Auch die Laufschuhe können, gerade im Winter, zur Verschlechterung dieser Energiebilanz beitragen. Vor allem zu dicke Sohlen, zu starke Dämpfung und damit grösseres Gesamtgewicht, sind die Ursachen mehr Leisten zu müssen. Dazu sind (Sommer)Laufschuhe mit luftdurchlässigem Obergewebe aus Mesh Material generell zu vermeiden. Im Winter ist wirklich nur der Schutz gegen Feuchtigkeit und die bessere Rutschfestigkeit, mit einem etwas besseren Profil auf der Sohle, für Stabilität und Schutz der Füsse wichtig. Ihr verliert ansonsten durch das schwammige Gefühl bei stark gedämpften Schuhen an sensorischer Empfindlichkeit im gesamten Körper, die gerade auf rutschigem Untergrund (Schnee, Glatteis oder Matsch) so sehr wichtig ist.

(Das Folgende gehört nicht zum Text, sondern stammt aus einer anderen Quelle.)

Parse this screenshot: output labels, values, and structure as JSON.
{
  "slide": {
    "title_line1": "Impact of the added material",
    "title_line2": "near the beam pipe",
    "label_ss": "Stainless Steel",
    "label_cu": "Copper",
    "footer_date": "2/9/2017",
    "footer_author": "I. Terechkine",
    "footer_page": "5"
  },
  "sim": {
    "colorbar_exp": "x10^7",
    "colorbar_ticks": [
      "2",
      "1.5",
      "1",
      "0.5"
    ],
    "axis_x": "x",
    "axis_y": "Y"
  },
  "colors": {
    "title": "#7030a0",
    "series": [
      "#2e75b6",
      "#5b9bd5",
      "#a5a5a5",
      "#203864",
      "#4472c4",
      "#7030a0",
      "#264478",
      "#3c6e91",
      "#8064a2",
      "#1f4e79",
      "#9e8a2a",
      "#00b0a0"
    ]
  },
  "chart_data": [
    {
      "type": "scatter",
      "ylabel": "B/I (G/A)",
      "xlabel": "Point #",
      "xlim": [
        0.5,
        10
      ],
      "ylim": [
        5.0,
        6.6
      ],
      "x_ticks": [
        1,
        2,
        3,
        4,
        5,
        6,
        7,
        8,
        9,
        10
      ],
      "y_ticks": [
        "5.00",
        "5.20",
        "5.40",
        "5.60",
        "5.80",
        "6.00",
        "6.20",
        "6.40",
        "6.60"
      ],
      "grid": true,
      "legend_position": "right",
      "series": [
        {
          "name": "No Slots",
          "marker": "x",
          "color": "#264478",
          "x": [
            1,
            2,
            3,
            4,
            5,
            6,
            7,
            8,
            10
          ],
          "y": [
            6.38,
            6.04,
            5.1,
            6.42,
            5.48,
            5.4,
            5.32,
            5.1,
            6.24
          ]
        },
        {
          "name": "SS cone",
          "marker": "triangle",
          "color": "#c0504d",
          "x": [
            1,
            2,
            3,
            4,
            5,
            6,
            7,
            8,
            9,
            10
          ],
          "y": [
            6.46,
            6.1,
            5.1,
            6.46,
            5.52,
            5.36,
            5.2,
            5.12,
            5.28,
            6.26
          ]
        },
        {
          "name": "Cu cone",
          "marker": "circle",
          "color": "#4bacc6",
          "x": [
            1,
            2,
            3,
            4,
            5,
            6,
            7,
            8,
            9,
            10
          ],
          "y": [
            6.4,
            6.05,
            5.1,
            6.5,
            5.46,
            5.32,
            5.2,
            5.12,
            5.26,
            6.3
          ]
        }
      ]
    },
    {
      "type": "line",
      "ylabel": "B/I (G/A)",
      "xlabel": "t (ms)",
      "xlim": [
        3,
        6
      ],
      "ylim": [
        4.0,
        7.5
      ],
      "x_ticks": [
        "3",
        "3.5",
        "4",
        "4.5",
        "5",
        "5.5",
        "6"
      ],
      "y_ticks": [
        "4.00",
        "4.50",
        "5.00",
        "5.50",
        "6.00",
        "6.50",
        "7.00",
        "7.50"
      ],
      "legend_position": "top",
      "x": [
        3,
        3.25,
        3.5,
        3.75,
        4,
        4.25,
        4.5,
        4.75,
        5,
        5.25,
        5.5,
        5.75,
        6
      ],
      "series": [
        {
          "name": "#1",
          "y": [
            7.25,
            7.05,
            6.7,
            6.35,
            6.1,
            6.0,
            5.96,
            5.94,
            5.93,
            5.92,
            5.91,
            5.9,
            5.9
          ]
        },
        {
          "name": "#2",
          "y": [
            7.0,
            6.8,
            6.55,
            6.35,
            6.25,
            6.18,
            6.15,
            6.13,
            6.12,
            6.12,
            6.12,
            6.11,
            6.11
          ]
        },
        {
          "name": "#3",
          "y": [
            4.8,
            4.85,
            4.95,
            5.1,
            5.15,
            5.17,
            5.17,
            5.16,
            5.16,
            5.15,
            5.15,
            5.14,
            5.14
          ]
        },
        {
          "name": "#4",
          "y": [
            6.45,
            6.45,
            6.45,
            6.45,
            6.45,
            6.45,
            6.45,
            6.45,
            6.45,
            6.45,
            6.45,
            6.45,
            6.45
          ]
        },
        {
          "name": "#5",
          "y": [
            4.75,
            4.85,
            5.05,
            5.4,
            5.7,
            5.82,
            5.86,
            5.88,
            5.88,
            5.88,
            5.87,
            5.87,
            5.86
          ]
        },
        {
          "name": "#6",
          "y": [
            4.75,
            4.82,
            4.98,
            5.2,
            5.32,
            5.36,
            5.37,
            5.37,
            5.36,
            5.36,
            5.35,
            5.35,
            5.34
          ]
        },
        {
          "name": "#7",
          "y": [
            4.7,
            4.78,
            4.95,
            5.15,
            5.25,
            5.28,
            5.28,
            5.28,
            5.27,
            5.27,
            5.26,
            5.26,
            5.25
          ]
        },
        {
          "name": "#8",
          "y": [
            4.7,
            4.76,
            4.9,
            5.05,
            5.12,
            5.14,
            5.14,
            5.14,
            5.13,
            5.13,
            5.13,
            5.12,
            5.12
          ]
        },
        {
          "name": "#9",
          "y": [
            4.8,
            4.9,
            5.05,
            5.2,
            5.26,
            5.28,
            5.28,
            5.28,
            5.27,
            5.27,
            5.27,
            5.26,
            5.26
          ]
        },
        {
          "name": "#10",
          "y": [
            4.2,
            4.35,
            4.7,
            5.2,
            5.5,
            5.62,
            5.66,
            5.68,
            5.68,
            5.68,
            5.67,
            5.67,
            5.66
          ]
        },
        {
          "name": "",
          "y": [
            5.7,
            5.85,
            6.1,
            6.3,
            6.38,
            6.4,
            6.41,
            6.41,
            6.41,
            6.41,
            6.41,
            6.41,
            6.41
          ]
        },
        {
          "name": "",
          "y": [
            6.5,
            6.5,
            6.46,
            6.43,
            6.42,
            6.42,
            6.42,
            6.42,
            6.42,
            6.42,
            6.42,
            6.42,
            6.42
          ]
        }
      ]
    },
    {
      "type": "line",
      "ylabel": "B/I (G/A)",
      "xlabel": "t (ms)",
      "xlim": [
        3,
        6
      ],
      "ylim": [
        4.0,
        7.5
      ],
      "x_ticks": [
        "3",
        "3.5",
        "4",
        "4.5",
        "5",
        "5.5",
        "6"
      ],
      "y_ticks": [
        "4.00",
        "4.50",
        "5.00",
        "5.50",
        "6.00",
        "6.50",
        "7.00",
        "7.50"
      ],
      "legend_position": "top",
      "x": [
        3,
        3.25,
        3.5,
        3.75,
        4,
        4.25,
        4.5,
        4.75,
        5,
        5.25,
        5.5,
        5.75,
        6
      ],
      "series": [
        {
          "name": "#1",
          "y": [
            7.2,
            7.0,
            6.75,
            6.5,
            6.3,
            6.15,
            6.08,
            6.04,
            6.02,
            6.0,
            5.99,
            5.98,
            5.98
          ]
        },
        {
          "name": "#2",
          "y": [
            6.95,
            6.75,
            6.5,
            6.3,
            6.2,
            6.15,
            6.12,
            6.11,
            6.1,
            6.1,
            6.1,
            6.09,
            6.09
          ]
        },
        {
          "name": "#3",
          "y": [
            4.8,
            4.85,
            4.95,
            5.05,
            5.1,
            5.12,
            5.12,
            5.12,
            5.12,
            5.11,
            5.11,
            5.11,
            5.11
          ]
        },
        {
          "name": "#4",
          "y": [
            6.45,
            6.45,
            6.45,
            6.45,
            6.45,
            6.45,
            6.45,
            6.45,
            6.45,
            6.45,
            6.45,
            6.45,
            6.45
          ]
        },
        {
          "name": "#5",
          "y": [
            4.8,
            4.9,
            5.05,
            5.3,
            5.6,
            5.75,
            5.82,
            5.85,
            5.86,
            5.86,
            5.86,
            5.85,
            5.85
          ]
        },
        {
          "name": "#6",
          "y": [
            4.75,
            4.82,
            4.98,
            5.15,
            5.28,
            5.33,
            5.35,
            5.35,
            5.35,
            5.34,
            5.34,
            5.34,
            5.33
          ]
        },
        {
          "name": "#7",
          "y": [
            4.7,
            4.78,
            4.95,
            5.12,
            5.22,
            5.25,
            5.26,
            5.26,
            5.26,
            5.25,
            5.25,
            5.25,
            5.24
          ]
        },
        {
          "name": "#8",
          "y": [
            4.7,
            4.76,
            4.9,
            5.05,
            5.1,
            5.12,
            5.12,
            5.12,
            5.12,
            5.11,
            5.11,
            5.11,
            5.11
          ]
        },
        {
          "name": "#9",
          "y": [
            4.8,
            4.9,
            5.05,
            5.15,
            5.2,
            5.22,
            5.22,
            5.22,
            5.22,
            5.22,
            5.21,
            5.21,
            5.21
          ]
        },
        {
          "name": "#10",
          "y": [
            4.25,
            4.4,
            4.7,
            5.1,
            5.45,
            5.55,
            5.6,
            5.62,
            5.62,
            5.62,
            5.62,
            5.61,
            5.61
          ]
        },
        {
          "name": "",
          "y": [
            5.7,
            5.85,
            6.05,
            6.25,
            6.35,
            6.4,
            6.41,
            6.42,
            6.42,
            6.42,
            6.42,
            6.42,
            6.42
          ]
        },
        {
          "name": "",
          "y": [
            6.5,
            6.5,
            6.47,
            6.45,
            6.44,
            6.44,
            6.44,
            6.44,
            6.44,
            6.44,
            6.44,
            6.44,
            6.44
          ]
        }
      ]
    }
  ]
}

All das oben Erwähnte, widerspricht somit ganz klar dem Grundprinzip eines ökonomischen und effizienten ChiRunning Laufs.
Glaubt mir, die sehr schnell erreichte negative Energiebilanz macht sich besonders bei längeren Läufen sofort bemerkbar.
Sie erzeugt schnell frühzeitige Ermüdung und Unkonzentriertheit die zur Instabilität bei Haltung und Laufökonomie führt.
Das Vermeiden solcher Energieverluste um jeden Preis, ist vor allem für die nachhaltige Motivation und den Fortschritt im ChiRunning bei Laufanfänger oder Gelegenheitsläufer (weniger als 2x die Woche), besonders wichtig!

"It's all about the feeling of the quality to maintain your ability to relax while running"! Auf deutsch: "So lange ich beim Laufen wirklich fähig bin mich gut zu entspannen, ist alles gut!"
Dieser Satz muss für dich, zu jeder Jahreszeit und Witterung, immer gültig sein.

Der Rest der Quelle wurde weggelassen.